Miraculously, the box with the steering assembly was found and I was back on wheels (by now fitted with Michelins, which may not “float” but do last longer than the 10,000 miles that the Pirellis went).
For ten years, through the end of the Vietnam demonstrations, through Watergate, through three election campaigns, the Tiger was driven, back and forth to work. In the State Department garage, she became kind of a pet of the parking attendants and sometimes when I returned in the evening, the hood was a bit warm, as if somebody had been exercising her a bit in the cavernous basement garage.
In 1976, along with me, she developed certain signs of aging. With her, it was the usual form of skin cancer, along the lower edge of the door. Back to Peter Palmer’s, where new body panels went in, along with a second clutch at about 85,000.

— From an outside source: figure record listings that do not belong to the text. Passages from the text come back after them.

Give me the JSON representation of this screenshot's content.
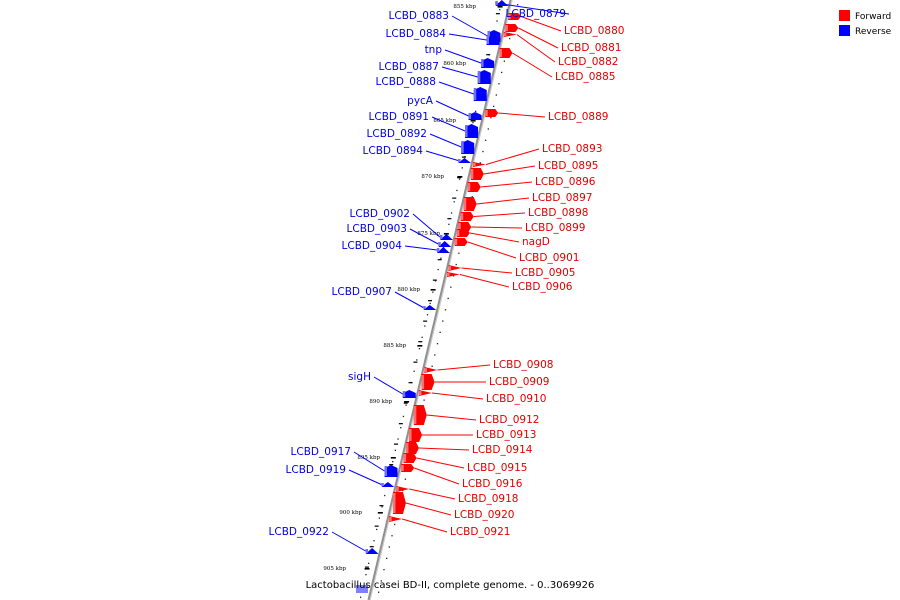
{
  "legend": [
    {
      "label": "Forward",
      "color": "#ff0000"
    },
    {
      "label": "Reverse",
      "color": "#0000ff"
    }
  ],
  "caption": "Lactobacillus casei BD-II, complete genome. - 0..3069926",
  "ruler_ticks": [
    "855 kbp",
    "860 kbp",
    "865 kbp",
    "870 kbp",
    "875 kbp",
    "880 kbp",
    "885 kbp",
    "890 kbp",
    "895 kbp",
    "900 kbp",
    "905 kbp"
  ],
  "genes_forward": [
    "LCBD_0880",
    "LCBD_0881",
    "LCBD_0882",
    "LCBD_0885",
    "LCBD_0889",
    "LCBD_0893",
    "LCBD_0895",
    "LCBD_0896",
    "LCBD_0897",
    "LCBD_0898",
    "LCBD_0899",
    "nagD",
    "LCBD_0901",
    "LCBD_0905",
    "LCBD_0906",
    "LCBD_0908",
    "LCBD_0909",
    "LCBD_0910",
    "LCBD_0912",
    "LCBD_0913",
    "LCBD_0914",
    "LCBD_0915",
    "LCBD_0916",
    "LCBD_0918",
    "LCBD_0920",
    "LCBD_0921"
  ],
  "genes_reverse": [
    "LCBD_0879",
    "LCBD_0883",
    "LCBD_0884",
    "tnp",
    "LCBD_0887",
    "LCBD_0888",
    "pycA",
    "LCBD_0891",
    "LCBD_0892",
    "LCBD_0894",
    "LCBD_0902",
    "LCBD_0903",
    "LCBD_0904",
    "LCBD_0907",
    "sigH",
    "LCBD_0917",
    "LCBD_0919",
    "LCBD_0922"
  ]
}
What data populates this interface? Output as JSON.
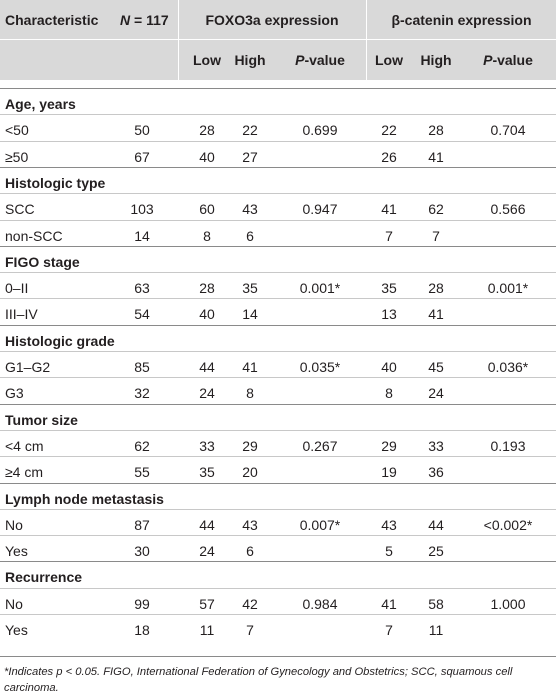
{
  "header": {
    "characteristic": "Characteristic",
    "n_label": "N",
    "n_value": "= 117",
    "foxo3a": "FOXO3a expression",
    "beta_catenin": "β-catenin expression",
    "low": "Low",
    "high": "High",
    "p_label": "P",
    "p_suffix": "-value"
  },
  "sections": [
    {
      "title": "Age, years",
      "rows": [
        {
          "label": "<50",
          "n": "50",
          "f_low": "28",
          "f_high": "22",
          "f_p": "0.699",
          "b_low": "22",
          "b_high": "28",
          "b_p": "0.704"
        },
        {
          "label": "≥50",
          "n": "67",
          "f_low": "40",
          "f_high": "27",
          "f_p": "",
          "b_low": "26",
          "b_high": "41",
          "b_p": ""
        }
      ]
    },
    {
      "title": "Histologic type",
      "rows": [
        {
          "label": "SCC",
          "n": "103",
          "f_low": "60",
          "f_high": "43",
          "f_p": "0.947",
          "b_low": "41",
          "b_high": "62",
          "b_p": "0.566"
        },
        {
          "label": "non-SCC",
          "n": "14",
          "f_low": "8",
          "f_high": "6",
          "f_p": "",
          "b_low": "7",
          "b_high": "7",
          "b_p": ""
        }
      ]
    },
    {
      "title": "FIGO stage",
      "rows": [
        {
          "label": "0–II",
          "n": "63",
          "f_low": "28",
          "f_high": "35",
          "f_p": "0.001*",
          "b_low": "35",
          "b_high": "28",
          "b_p": "0.001*"
        },
        {
          "label": "III–IV",
          "n": "54",
          "f_low": "40",
          "f_high": "14",
          "f_p": "",
          "b_low": "13",
          "b_high": "41",
          "b_p": ""
        }
      ]
    },
    {
      "title": "Histologic grade",
      "rows": [
        {
          "label": "G1–G2",
          "n": "85",
          "f_low": "44",
          "f_high": "41",
          "f_p": "0.035*",
          "b_low": "40",
          "b_high": "45",
          "b_p": "0.036*"
        },
        {
          "label": "G3",
          "n": "32",
          "f_low": "24",
          "f_high": "8",
          "f_p": "",
          "b_low": "8",
          "b_high": "24",
          "b_p": ""
        }
      ]
    },
    {
      "title": "Tumor size",
      "rows": [
        {
          "label": "<4 cm",
          "n": "62",
          "f_low": "33",
          "f_high": "29",
          "f_p": "0.267",
          "b_low": "29",
          "b_high": "33",
          "b_p": "0.193"
        },
        {
          "label": "≥4 cm",
          "n": "55",
          "f_low": "35",
          "f_high": "20",
          "f_p": "",
          "b_low": "19",
          "b_high": "36",
          "b_p": ""
        }
      ]
    },
    {
      "title": "Lymph node metastasis",
      "rows": [
        {
          "label": "No",
          "n": "87",
          "f_low": "44",
          "f_high": "43",
          "f_p": "0.007*",
          "b_low": "43",
          "b_high": "44",
          "b_p": "<0.002*"
        },
        {
          "label": "Yes",
          "n": "30",
          "f_low": "24",
          "f_high": "6",
          "f_p": "",
          "b_low": "5",
          "b_high": "25",
          "b_p": ""
        }
      ]
    },
    {
      "title": "Recurrence",
      "rows": [
        {
          "label": "No",
          "n": "99",
          "f_low": "57",
          "f_high": "42",
          "f_p": "0.984",
          "b_low": "41",
          "b_high": "58",
          "b_p": "1.000"
        },
        {
          "label": "Yes",
          "n": "18",
          "f_low": "11",
          "f_high": "7",
          "f_p": "",
          "b_low": "7",
          "b_high": "11",
          "b_p": ""
        }
      ]
    }
  ],
  "footnote": {
    "prefix": "*Indicates ",
    "p": "p",
    "rest": " < 0.05. FIGO, International Federation of Gynecology and Obstetrics; SCC, squamous cell carcinoma."
  },
  "colors": {
    "header_bg": "#d9d9d9",
    "text": "#231f20",
    "rule": "#8a8a8a"
  }
}
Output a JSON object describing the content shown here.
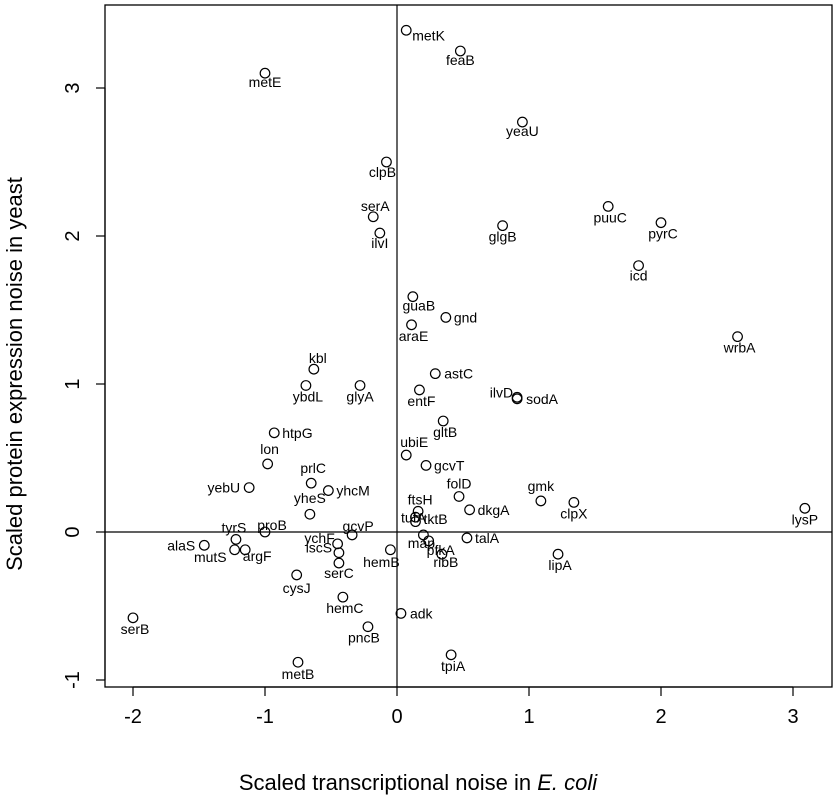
{
  "chart_data": {
    "type": "scatter",
    "xlabel": "Scaled transcriptional noise in ",
    "xlabel_italic": "E. coli",
    "ylabel": "Scaled protein expression noise in yeast",
    "xlim": [
      -2.1,
      3.15
    ],
    "ylim": [
      -1.1,
      3.5
    ],
    "x_ticks": [
      -2,
      -1,
      0,
      1,
      2,
      3
    ],
    "y_ticks": [
      -1,
      0,
      1,
      2,
      3
    ],
    "reference_lines": {
      "x": 0,
      "y": 0
    },
    "marker": "open-circle",
    "points": [
      {
        "label": "metK",
        "x": 0.07,
        "y": 3.39
      },
      {
        "label": "feaB",
        "x": 0.48,
        "y": 3.25
      },
      {
        "label": "metE",
        "x": -1.0,
        "y": 3.1
      },
      {
        "label": "yeaU",
        "x": 0.95,
        "y": 2.77
      },
      {
        "label": "clpB",
        "x": -0.08,
        "y": 2.5
      },
      {
        "label": "serA",
        "x": -0.18,
        "y": 2.13
      },
      {
        "label": "puuC",
        "x": 1.6,
        "y": 2.2
      },
      {
        "label": "pyrC",
        "x": 2.0,
        "y": 2.09
      },
      {
        "label": "glgB",
        "x": 0.8,
        "y": 2.07
      },
      {
        "label": "ilvI",
        "x": -0.13,
        "y": 2.02
      },
      {
        "label": "icd",
        "x": 1.83,
        "y": 1.8
      },
      {
        "label": "guaB",
        "x": 0.12,
        "y": 1.59
      },
      {
        "label": "gnd",
        "x": 0.37,
        "y": 1.45
      },
      {
        "label": "araE",
        "x": 0.11,
        "y": 1.4
      },
      {
        "label": "wrbA",
        "x": 2.58,
        "y": 1.32
      },
      {
        "label": "kbl",
        "x": -0.63,
        "y": 1.1
      },
      {
        "label": "astC",
        "x": 0.29,
        "y": 1.07
      },
      {
        "label": "ybdL",
        "x": -0.69,
        "y": 0.99
      },
      {
        "label": "glyA",
        "x": -0.28,
        "y": 0.99
      },
      {
        "label": "entF",
        "x": 0.17,
        "y": 0.96
      },
      {
        "label": "ilvD",
        "x": 0.91,
        "y": 0.91
      },
      {
        "label": "sodA",
        "x": 0.91,
        "y": 0.9
      },
      {
        "label": "gltB",
        "x": 0.35,
        "y": 0.75
      },
      {
        "label": "htpG",
        "x": -0.93,
        "y": 0.67
      },
      {
        "label": "ubiE",
        "x": 0.07,
        "y": 0.52
      },
      {
        "label": "lon",
        "x": -0.98,
        "y": 0.46
      },
      {
        "label": "gcvT",
        "x": 0.22,
        "y": 0.45
      },
      {
        "label": "prlC",
        "x": -0.65,
        "y": 0.33
      },
      {
        "label": "yebU",
        "x": -1.12,
        "y": 0.3
      },
      {
        "label": "yhcM",
        "x": -0.52,
        "y": 0.28
      },
      {
        "label": "folD",
        "x": 0.47,
        "y": 0.24
      },
      {
        "label": "gmk",
        "x": 1.09,
        "y": 0.21
      },
      {
        "label": "clpX",
        "x": 1.34,
        "y": 0.2
      },
      {
        "label": "lysP",
        "x": 3.09,
        "y": 0.16
      },
      {
        "label": "dkgA",
        "x": 0.55,
        "y": 0.15
      },
      {
        "label": "ftsH",
        "x": 0.16,
        "y": 0.14
      },
      {
        "label": "yheS",
        "x": -0.66,
        "y": 0.12
      },
      {
        "label": "tktB",
        "x": 0.14,
        "y": 0.1
      },
      {
        "label": "tufA",
        "x": 0.14,
        "y": 0.07
      },
      {
        "label": "proB",
        "x": -1.0,
        "y": 0.0
      },
      {
        "label": "gcvP",
        "x": -0.34,
        "y": -0.02
      },
      {
        "label": "tyrS",
        "x": -1.22,
        "y": -0.05
      },
      {
        "label": "talA",
        "x": 0.53,
        "y": -0.04
      },
      {
        "label": "map",
        "x": 0.2,
        "y": -0.02
      },
      {
        "label": "ychF",
        "x": -0.45,
        "y": -0.08
      },
      {
        "label": "alaS",
        "x": -1.46,
        "y": -0.09
      },
      {
        "label": "pfkA",
        "x": 0.24,
        "y": -0.06
      },
      {
        "label": "hemB",
        "x": -0.05,
        "y": -0.12
      },
      {
        "label": "mutS",
        "x": -1.23,
        "y": -0.12
      },
      {
        "label": "argF",
        "x": -1.15,
        "y": -0.12
      },
      {
        "label": "iscS",
        "x": -0.44,
        "y": -0.14
      },
      {
        "label": "lipA",
        "x": 1.22,
        "y": -0.15
      },
      {
        "label": "ribB",
        "x": 0.34,
        "y": -0.15
      },
      {
        "label": "serC",
        "x": -0.44,
        "y": -0.21
      },
      {
        "label": "cysJ",
        "x": -0.76,
        "y": -0.29
      },
      {
        "label": "hemC",
        "x": -0.41,
        "y": -0.44
      },
      {
        "label": "adk",
        "x": 0.03,
        "y": -0.55
      },
      {
        "label": "serB",
        "x": -2.0,
        "y": -0.58
      },
      {
        "label": "pncB",
        "x": -0.22,
        "y": -0.64
      },
      {
        "label": "tpiA",
        "x": 0.41,
        "y": -0.83
      },
      {
        "label": "metB",
        "x": -0.75,
        "y": -0.88
      }
    ]
  }
}
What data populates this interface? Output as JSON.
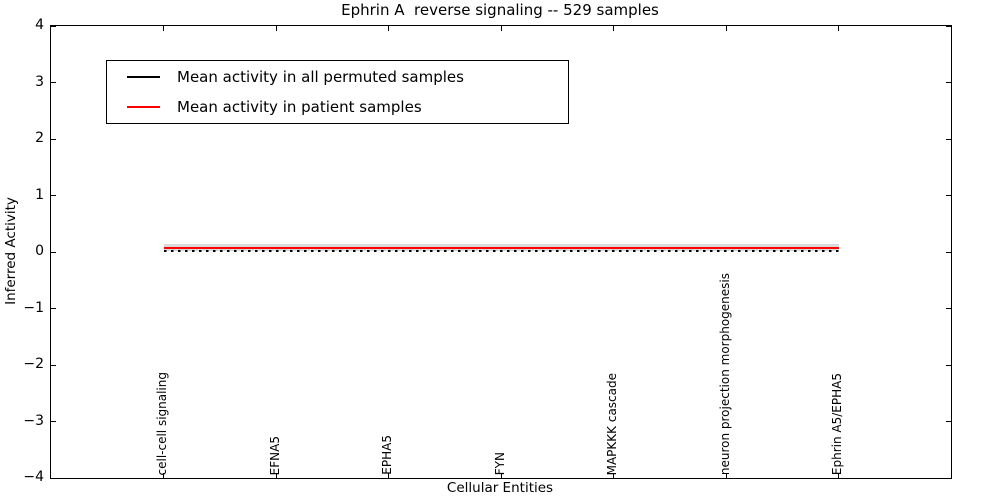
{
  "chart": {
    "title": "Ephrin A  reverse signaling -- 529 samples",
    "xlabel": "Cellular Entities",
    "ylabel": "Inferred Activity"
  },
  "chart_data": {
    "type": "line",
    "title": "Ephrin A  reverse signaling -- 529 samples",
    "xlabel": "Cellular Entities",
    "ylabel": "Inferred Activity",
    "categories": [
      "cell-cell signaling",
      "EFNA5",
      "EPHA5",
      "FYN",
      "MAPKKK cascade",
      "neuron projection morphogenesis",
      "Ephrin A5/EPHA5"
    ],
    "series": [
      {
        "name": "Mean activity in all permuted samples",
        "color": "#000000",
        "style": "dotted",
        "values": [
          0.02,
          0.02,
          0.02,
          0.02,
          0.02,
          0.02,
          0.02
        ]
      },
      {
        "name": "Mean activity in patient samples",
        "color": "#ff0000",
        "style": "solid",
        "values": [
          0.07,
          0.07,
          0.07,
          0.07,
          0.07,
          0.07,
          0.07
        ]
      }
    ],
    "band": {
      "color": "#d9d9d9",
      "lower": 0.02,
      "upper": 0.15
    },
    "ylim": [
      -4,
      4
    ],
    "xlim": [
      -1,
      7
    ],
    "yticks": [
      4,
      3,
      2,
      1,
      0,
      -1,
      -2,
      -3,
      -4
    ],
    "grid": false,
    "legend_position": "upper left",
    "background": "#ffffff",
    "axis_color": "#000000"
  }
}
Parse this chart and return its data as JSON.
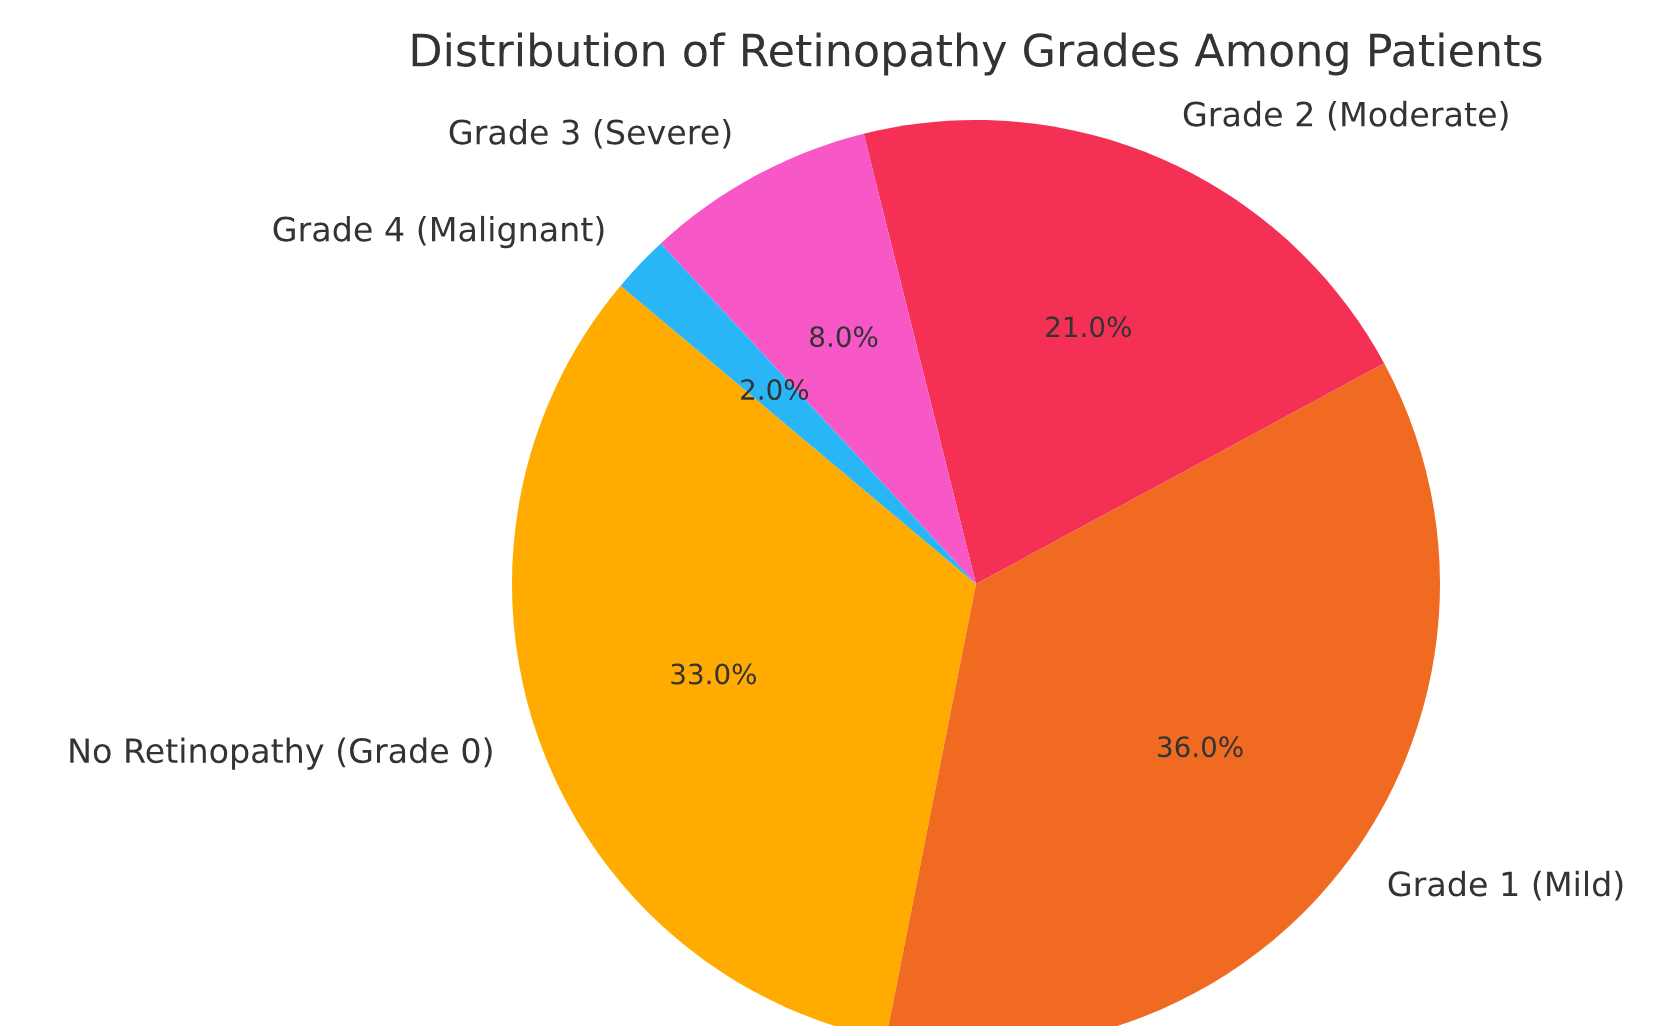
{
  "chart_data": {
    "type": "pie",
    "title": "Distribution of Retinopathy Grades Among Patients",
    "categories": [
      "No Retinopathy (Grade 0)",
      "Grade 1 (Mild)",
      "Grade 2 (Moderate)",
      "Grade 3 (Severe)",
      "Grade 4 (Malignant)"
    ],
    "values": [
      33,
      36,
      21,
      8,
      2
    ],
    "value_labels": [
      "33.0%",
      "36.0%",
      "21.0%",
      "8.0%",
      "2.0%"
    ],
    "colors": [
      "#ffab00",
      "#f06a22",
      "#f43054",
      "#f857c8",
      "#29b6f6"
    ],
    "legend": false
  }
}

It was also time for a paint job and the result was a breakdown of communication. I asked for British Racing Green, and got it, but it was meant for a Triumph, or maybe an early MG. Much too bright to be authentic, but the Sunbeam BRG had begun to darken with age and it was not as visible as it should be in a city where people who drive cars are preoccupied with affairs of state and their children’s orthodontist appointments.
With the new color, the Tiger looked a bit tarted-up, but people began to take notice (especially after I got the STOA roll bar installed for the peace of mind of the family). Or maybe it was my new tweed driving hat? Whatever.
The effect of the car- without me- was of a handsome woman of a certain age with class but no flash and the kind of lines that act as an aphrodisiac to some young men. That’s apparently what happened when I went to a news conference in downtown Washington and left the car with a parking attendant in an underground commercial garage.
It was a glorious spring day, the top was down and the new Holley carb was set just right. For the first 100 yards of his ride, it must have been pure joy. The last ten feet must have been pure terror. He lost her on the second turn of the down ramp. He was uninjured, but the right front end was wiped out. The rack and pinion was unharmed, so she could be saved. The parking garage, which was self insured, first offered me a derisory scrap price and then an appraiser went to look at the car. He agreed that it was a classic and said the company would pay to have it restored to its precrash condition. With the rental car that was provided during the repair, the bill was almost exactly $3,000, which had been the original sale price in 1966.
She was close to intact, and with some retouch work on the front end parts by Bob Rhodes, the Tiger not only went back to commuting, but she ran her first competition at about 97,000. Inspired, perhaps by the Tiger, my wife and I also began to run. She (the Tiger, not my wife) did the autocross at York, Pa. last year and then dragged at the Show and Go meet in Maryland in 1979. We did not win FTD in either event. We did not even come close. But who would have thought, back there in California in 1966, that both of us would still be running strong 14 years and more than 90,000 miles later?